Home

/

GitHub

/

README.md
In vanduttran/dsMO: Client Side Functions for Federated Multi-Omics Analysis on the Virtual Cohort

dsMO: non-disclosive federated Multi-Omics analysis

The dsMO package suit, providing a number of non-disclosive federated Multi-Omics analyses, is comprised of three packages:

dsMOprimal to install on remote servers with data contributing to the virtual cohort
dsMOdual, to install on a remote server different from the previous ones
dsMO, to install on the analyst side

devtools::install_github('sib-swiss/dsSwissKnifeClient')
devtools::install_github('vanduttran/dsMO')

library(dsMO)

Login data

logindata <- read.table('logindata_BEAt.txt', header=T)

logindata contains login credentials, which can be used to execute as it is.
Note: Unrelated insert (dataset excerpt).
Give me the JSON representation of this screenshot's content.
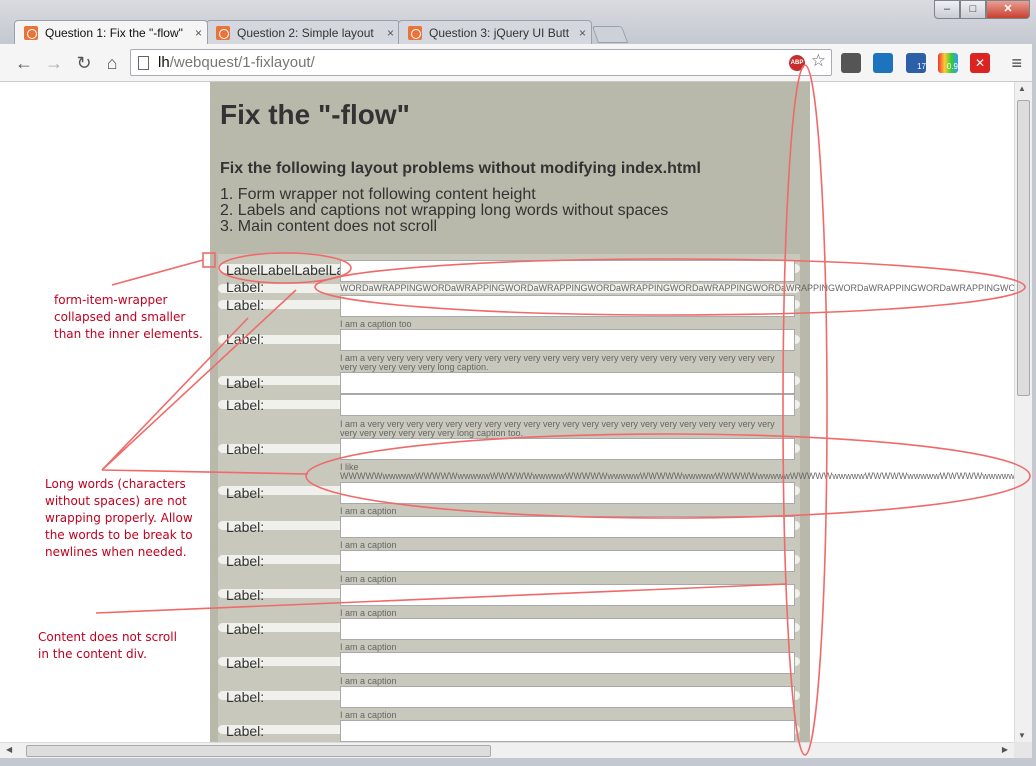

Otherwise, to prompt for login credentials:

logindata <- logindata[, -c(grep('user|password', colnames(logindata)))]

Function for data preprocessing: create raw data matrices

One data block: for federated PCA

dataProc.SingleOmics <- function(conns, symbol) {
    ## dsSwissKnifeClient is required for some manipulation on remote data
    require(dsSwissKnifeClient)

    ## create a data frame tmp (samples x variables) with 5 variables (in columns) from remote CDISC-formatted data
    lapply(conns, function(conn) {
        DSI::datashield.assign(conn, 'tmp', paste0(conn@name, '.cnsim'), 
                               variables=c('LAB_TSC', 'LAB_TRIG', 'LAB_HDL', 'LAB_GLUC_ADJUSTED', 'PM_BMI_CONTINUOUS'), async=T)
    })

    ## filter out samples with missing values and LAB_TSC measure less than 4 from tmp
    dssSubset(symbol='tmp', what='tmp', row.filter='complete.cases(tmp)', datasources=conns)
    dssSubset(symbol='tmp', what='tmp', row.filter='!is.na(LAB_TSC) & as.numeric(as.character(LAB_TSC)) < 4', datasources=conns)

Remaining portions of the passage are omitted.